Thee I revisit now with bolder wing,
Escaped the Stygian Pool, though long detained
In that obscure sojourn, while in my flight,
Through utter and through middle Darkness borne,
With other notes than to the Orphean lyre
I sung of Chaos and eternal Night,
Taught by the Heavenly Muse to venture down
The dark descent, and up to re-ascend,
Though hard and rare. Thee I revisit safe,
And feel thy sovran vital lamp; but thou
Revisit’st not these eyes, that rowl in vain
To find thy piercing ray, and find no dawn;
So thick a drop serene hath quenched their orbs,
Or dim suffusion veiled. Yet not the more
Cease I to wander where the Muses haunt
Clear spring, or shady grove, or sunny hill,
Smit with the love of sacred song; but chief
Thee, Sion, and the flowery brooks beneath,
That wash thy hallowed feet, and warbling flow,
Nightly I visit: nor sometimes forget
Those other two equalled with me in fate,
(So were I equalled with them in renown!)

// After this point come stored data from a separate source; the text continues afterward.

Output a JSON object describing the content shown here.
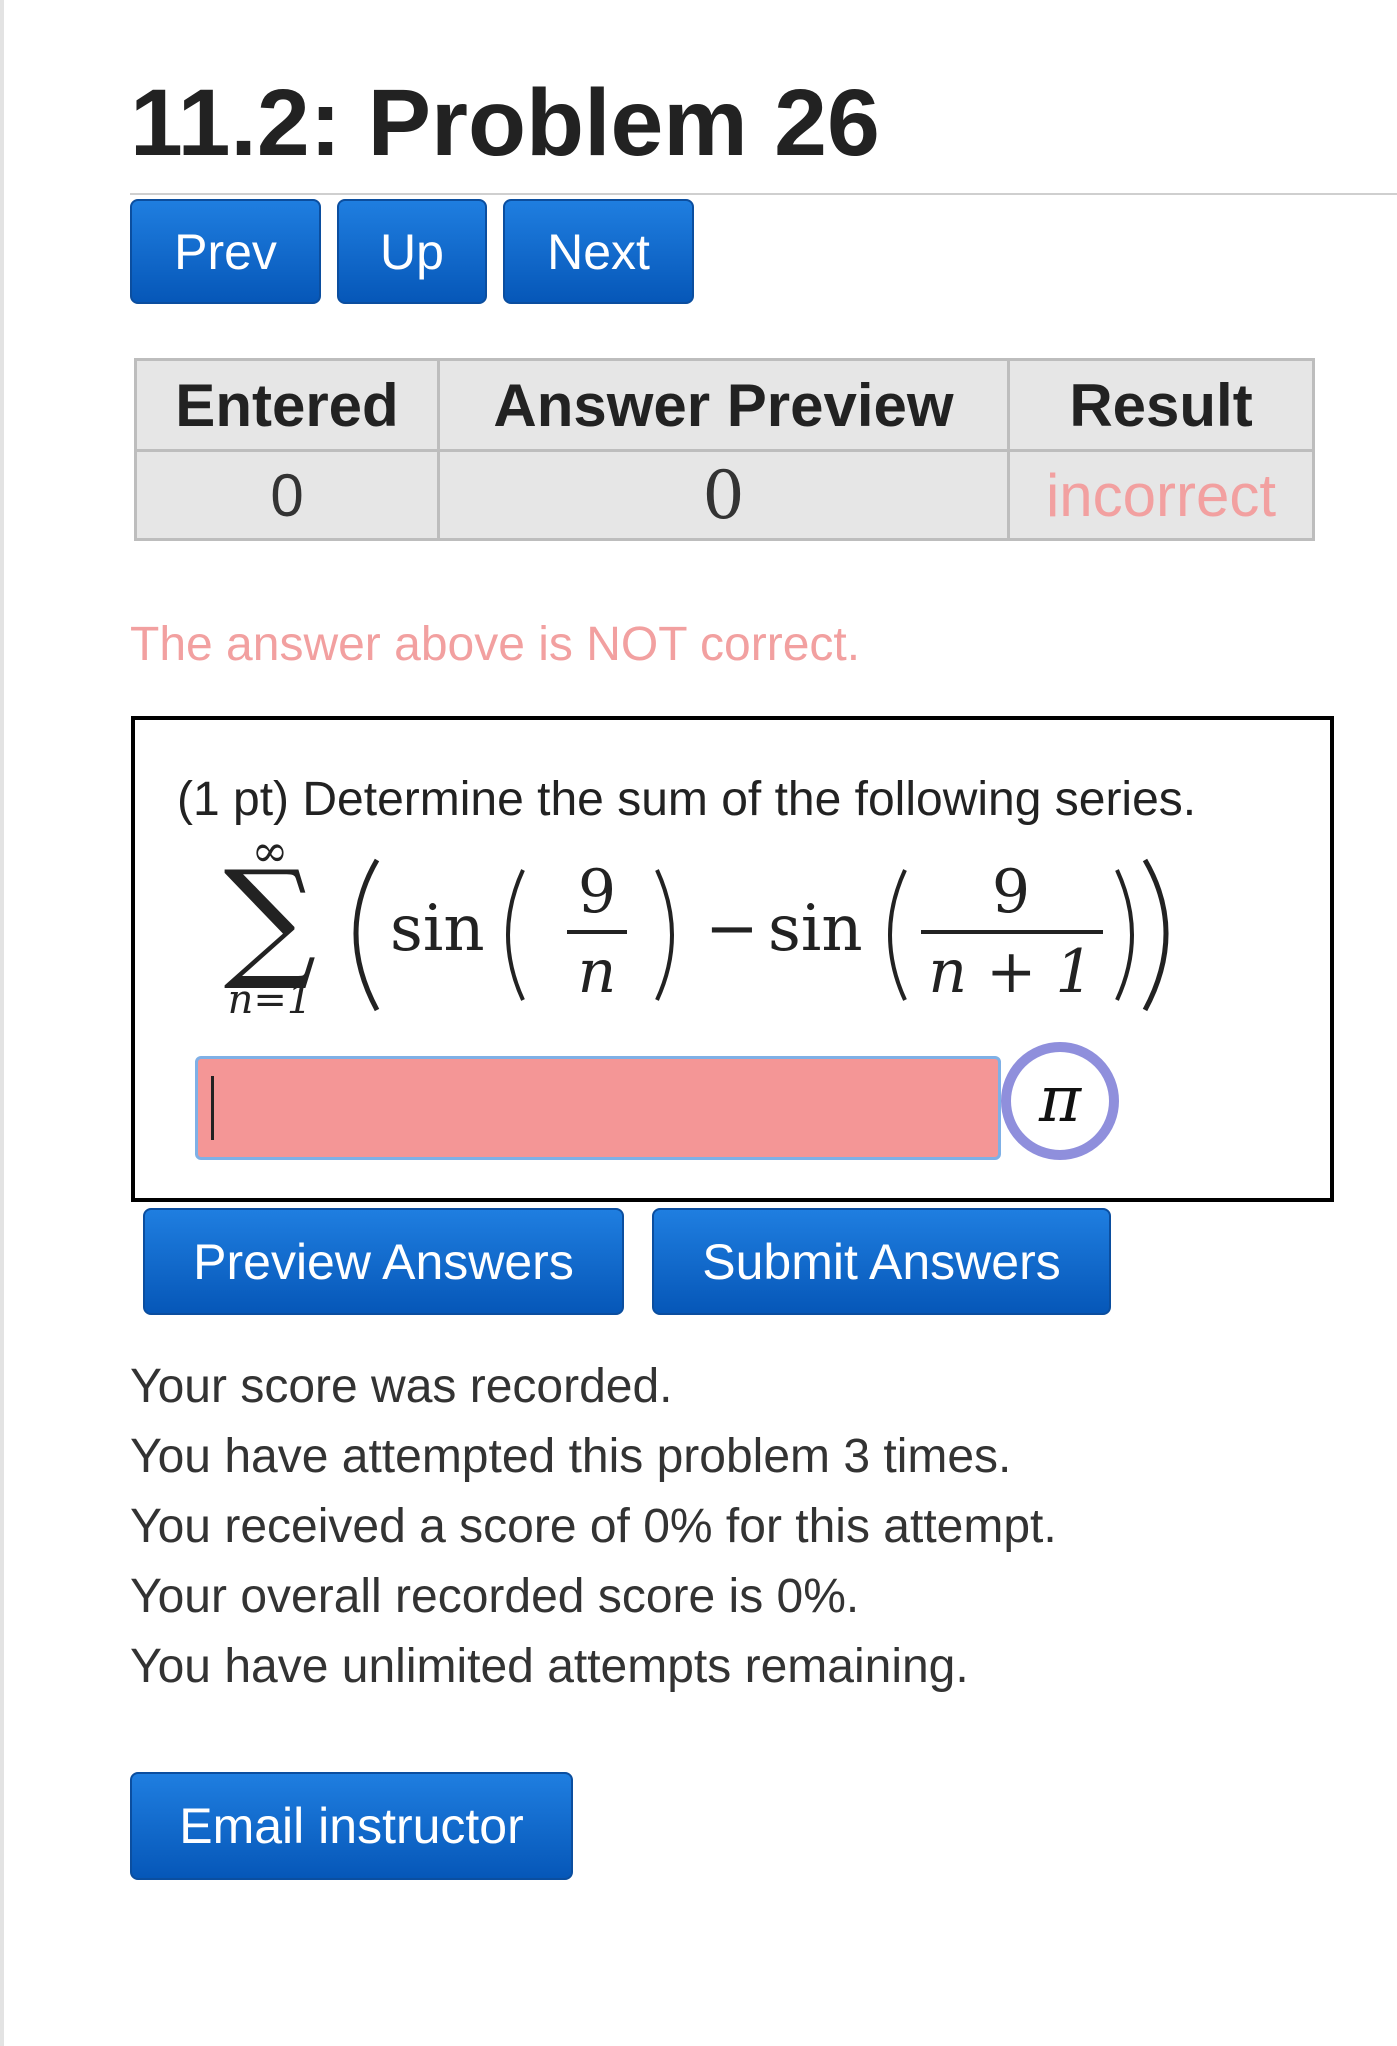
{
  "page": {
    "title": "11.2: Problem 26"
  },
  "nav": {
    "prev_label": "Prev",
    "up_label": "Up",
    "next_label": "Next"
  },
  "results_table": {
    "headers": [
      "Entered",
      "Answer Preview",
      "Result"
    ],
    "rows": [
      {
        "entered": "0",
        "preview": "0",
        "result": "incorrect"
      }
    ]
  },
  "feedback": {
    "message": "The answer above is NOT correct."
  },
  "problem": {
    "points": "(1 pt)",
    "statement": "Determine the sum of the following series.",
    "math": {
      "sum_lower": "n=1",
      "sum_upper": "∞",
      "func": "sin",
      "numerator": "9",
      "denominator_1": "n",
      "denominator_2": "n + 1",
      "minus": "−"
    },
    "answer": {
      "value": "",
      "placeholder": ""
    },
    "pi_button": {
      "symbol": "π",
      "icon": "pi-symbol-icon"
    }
  },
  "actions": {
    "preview_label": "Preview Answers",
    "submit_label": "Submit Answers"
  },
  "status": {
    "lines": [
      "Your score was recorded.",
      "You have attempted this problem 3 times.",
      "You received a score of 0% for this attempt.",
      "Your overall recorded score is 0%.",
      "You have unlimited attempts remaining."
    ]
  },
  "email": {
    "label": "Email instructor"
  },
  "colors": {
    "button_blue": "#0b68cc",
    "error_text": "#f2a0a0",
    "answer_fill": "#f49696",
    "pi_ring": "#8f8fdc"
  }
}
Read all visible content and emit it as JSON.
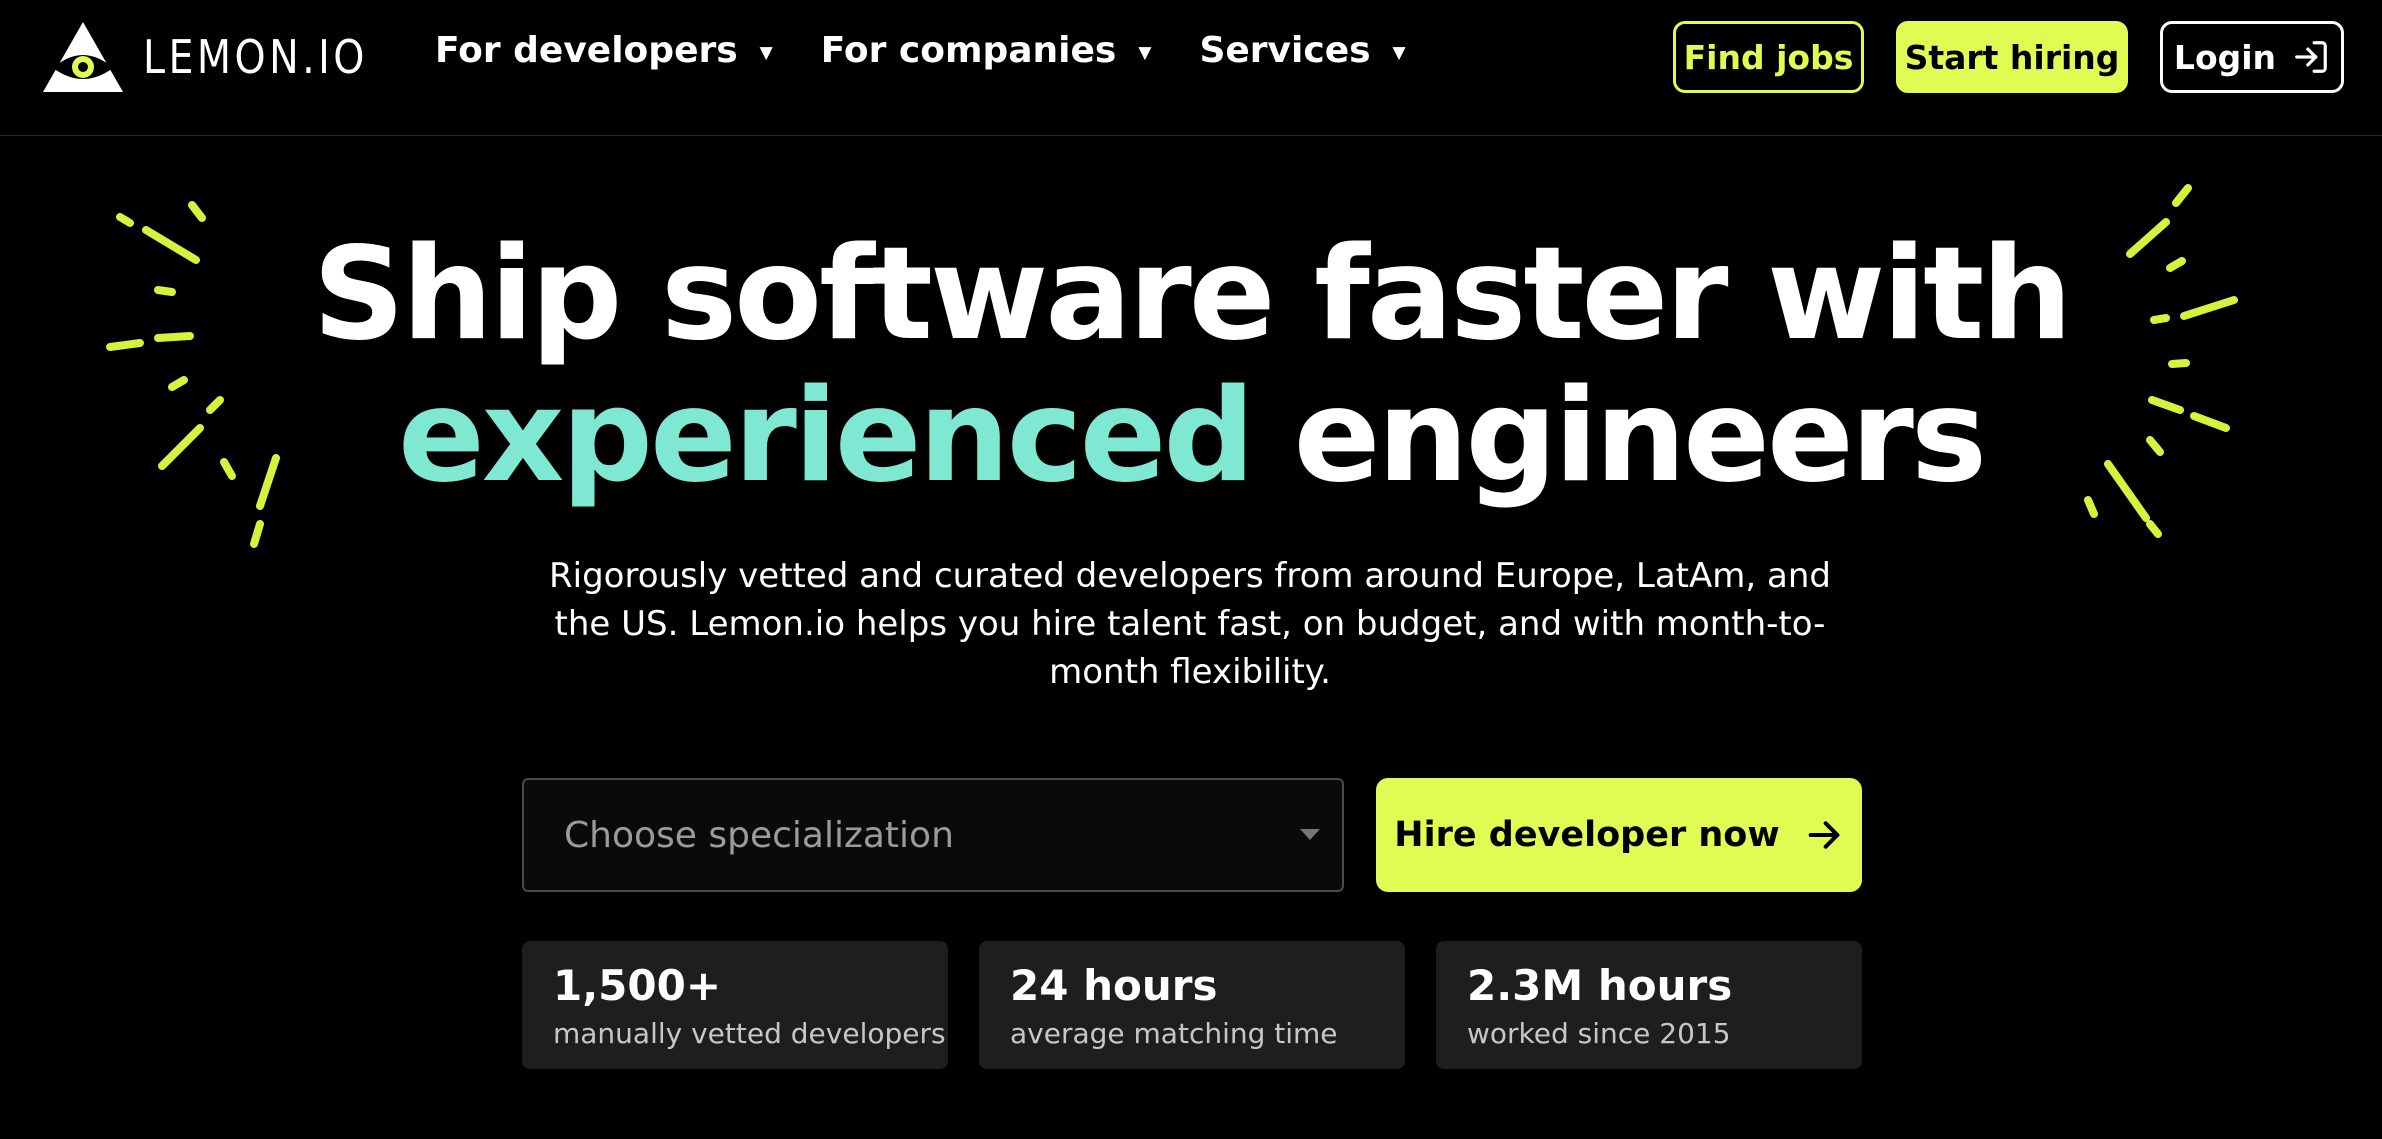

Blind Thamyris and blind Mæonides,
And Tiresias and Phineus, prophets old:
Then feed on thoughts that voluntary move
Harmonious numbers; as the wakeful bird
Sings darkling, and, in shadiest covert hid,
Tunes her nocturnal note. Thus with the year
Seasons return; but not to me returns
Day, or the sweet approach of even or morn,
Or sight of vernal bloom, or summer’s rose,
Or flocks, or herds, or human face divine;
But cloud instead and ever—during dark
Surrounds me, from the cheerful ways of men
Cut off, and, for the book of knowledge fair,
Presented with a universal blank
Of Nature’s works, to me expunged and rased,
And wisdom at one entrance quite shut out.
So much the rather thou, Celestial Light,
Shine inward, and the mind through all her powers
Irradiate; there plant eyes; all mist from thence
Purge and disperse, that I may see and tell
Of things invisible to mortal sight.

Dante makes similar invocations at the opening of his cantos, as does Virgil and Homer. Here are four of the greatest names in all Western poetry.

I think you should take the poets at our word. No man can claim to know my mind better than I, since I have unique and intimate access to it, and no one else, until a telepath appears, has any direct experience of it at all.